When a transaction arrives for validation, the Assertion Enforcer orchestrates the following process:

Step-by-Step

  1. Identify Relevant Assertions: The Assertion Enforcer queries the on-chain registry to find which assertions apply to the contracts the transaction interacts with
  2. Fetch Assertion Bytecode: Assertion bytecode is retrieved from internal cache (populated from Assertion DA when assertions are deployed)
  3. Simulate Transaction: The transaction is executed against pre-transaction state to produce the post-transaction state
  4. Execute Assertions: PhEVM runs all relevant assertions with access to:
    • The transaction itself
    • Pre-transaction state (State1)
    • Post-transaction state (State2)
  5. Return Result:
    • If any assertion reverts → transaction is invalid
    • If all assertions pass → transaction is valid

Block Building Integration

The Assertion Enforcer integrates with block builders to ensure only valid transactions enter blocks:
  • Transactions that would violate assertions are dropped before block inclusion
  • The network validator receives clear valid/invalid signals
  • Block production continues normally with validated transactions

Forced Inclusion Transactions

Forced inclusion transactions (such as L1→L2 deposits) require special handling since they must be included regardless of assertion results.

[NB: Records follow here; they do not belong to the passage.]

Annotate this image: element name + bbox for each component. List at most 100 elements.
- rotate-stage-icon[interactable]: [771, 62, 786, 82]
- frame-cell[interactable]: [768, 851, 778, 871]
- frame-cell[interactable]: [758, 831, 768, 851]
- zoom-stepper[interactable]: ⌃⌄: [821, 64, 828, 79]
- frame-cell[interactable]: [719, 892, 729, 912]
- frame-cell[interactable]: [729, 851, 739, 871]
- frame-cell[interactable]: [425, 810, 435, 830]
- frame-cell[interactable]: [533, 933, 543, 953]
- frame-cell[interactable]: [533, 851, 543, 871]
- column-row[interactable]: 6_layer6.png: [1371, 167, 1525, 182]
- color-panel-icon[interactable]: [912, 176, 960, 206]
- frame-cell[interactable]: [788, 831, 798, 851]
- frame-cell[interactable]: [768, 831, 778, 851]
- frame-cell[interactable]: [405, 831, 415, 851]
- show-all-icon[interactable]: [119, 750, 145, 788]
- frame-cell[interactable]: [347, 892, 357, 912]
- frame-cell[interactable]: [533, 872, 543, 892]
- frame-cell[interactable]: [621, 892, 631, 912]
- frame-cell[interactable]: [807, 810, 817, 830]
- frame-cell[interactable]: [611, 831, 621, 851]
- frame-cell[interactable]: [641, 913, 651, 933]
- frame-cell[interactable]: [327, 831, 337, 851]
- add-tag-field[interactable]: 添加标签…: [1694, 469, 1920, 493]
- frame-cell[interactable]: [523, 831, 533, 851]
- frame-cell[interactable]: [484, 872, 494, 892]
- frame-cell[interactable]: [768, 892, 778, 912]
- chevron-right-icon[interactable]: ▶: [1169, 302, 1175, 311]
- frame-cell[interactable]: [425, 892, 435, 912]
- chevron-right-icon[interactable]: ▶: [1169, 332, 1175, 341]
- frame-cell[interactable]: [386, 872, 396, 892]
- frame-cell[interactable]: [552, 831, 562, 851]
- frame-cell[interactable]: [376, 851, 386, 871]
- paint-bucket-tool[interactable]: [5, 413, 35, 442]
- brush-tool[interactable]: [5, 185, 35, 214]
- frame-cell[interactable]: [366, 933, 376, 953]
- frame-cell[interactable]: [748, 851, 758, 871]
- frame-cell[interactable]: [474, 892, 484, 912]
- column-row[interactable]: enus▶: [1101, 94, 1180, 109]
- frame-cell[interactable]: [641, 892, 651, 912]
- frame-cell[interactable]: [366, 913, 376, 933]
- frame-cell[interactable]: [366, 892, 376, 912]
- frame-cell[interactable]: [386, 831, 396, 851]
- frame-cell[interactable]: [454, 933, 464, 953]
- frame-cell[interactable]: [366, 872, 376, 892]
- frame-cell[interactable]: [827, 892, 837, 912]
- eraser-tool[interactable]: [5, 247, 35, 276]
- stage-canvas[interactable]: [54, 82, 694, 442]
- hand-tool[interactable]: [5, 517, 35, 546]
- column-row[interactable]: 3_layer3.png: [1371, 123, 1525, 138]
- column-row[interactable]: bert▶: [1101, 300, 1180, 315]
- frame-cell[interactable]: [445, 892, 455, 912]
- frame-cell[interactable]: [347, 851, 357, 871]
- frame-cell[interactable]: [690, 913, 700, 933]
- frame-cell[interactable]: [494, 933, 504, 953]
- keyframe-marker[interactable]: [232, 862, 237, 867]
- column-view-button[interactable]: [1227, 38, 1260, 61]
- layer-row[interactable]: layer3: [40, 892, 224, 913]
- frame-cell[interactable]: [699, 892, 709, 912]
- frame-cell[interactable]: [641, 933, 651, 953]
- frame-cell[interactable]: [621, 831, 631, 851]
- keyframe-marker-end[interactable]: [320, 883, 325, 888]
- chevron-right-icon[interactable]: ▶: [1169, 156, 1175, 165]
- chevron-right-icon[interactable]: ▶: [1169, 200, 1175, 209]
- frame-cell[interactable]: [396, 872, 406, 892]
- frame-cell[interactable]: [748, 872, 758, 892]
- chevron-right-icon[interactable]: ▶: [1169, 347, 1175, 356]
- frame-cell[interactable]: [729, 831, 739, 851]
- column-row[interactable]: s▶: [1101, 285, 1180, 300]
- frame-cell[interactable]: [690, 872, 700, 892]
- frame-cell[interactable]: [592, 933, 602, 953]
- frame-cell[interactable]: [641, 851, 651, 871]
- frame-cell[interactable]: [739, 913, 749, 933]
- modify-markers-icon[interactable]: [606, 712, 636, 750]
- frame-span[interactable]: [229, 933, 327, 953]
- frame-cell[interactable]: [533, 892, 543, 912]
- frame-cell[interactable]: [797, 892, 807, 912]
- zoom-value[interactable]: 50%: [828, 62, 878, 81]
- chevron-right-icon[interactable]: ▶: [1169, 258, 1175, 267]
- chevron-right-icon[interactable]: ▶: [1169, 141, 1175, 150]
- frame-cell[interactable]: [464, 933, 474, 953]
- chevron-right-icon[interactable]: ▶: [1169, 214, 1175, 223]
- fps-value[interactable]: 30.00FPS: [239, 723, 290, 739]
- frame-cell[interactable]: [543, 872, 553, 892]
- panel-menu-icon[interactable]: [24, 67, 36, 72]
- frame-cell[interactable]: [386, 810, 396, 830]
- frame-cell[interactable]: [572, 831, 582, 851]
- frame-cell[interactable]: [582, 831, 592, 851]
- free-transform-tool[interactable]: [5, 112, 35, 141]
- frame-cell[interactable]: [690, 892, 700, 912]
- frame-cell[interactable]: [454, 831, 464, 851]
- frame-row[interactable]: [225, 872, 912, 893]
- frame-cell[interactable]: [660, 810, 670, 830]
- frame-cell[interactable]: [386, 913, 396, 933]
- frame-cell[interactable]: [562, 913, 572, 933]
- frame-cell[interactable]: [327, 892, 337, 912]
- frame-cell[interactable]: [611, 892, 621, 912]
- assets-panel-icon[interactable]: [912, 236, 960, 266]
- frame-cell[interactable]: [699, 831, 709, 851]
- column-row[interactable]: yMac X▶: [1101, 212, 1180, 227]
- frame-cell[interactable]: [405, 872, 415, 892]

The Credible Layer has mitigation pathways for these scenarios.
We have developed a solution for forced inclusion transactions and are actively implementing it. Ask us about it!

Assertion Caching

To ensure high-performance validation, the Assertion Enforcer maintains an internal cache of assertion bytecode:
  • On deployment: When an assertion is deployed on-chain, the Assertion Enforcer detects the event and fetches bytecode from Assertion DA
  • During validation: Assertions are loaded from cache. No network requests occur on the hot path.
This caching strategy ensures validation latency doesn’t impact block production times.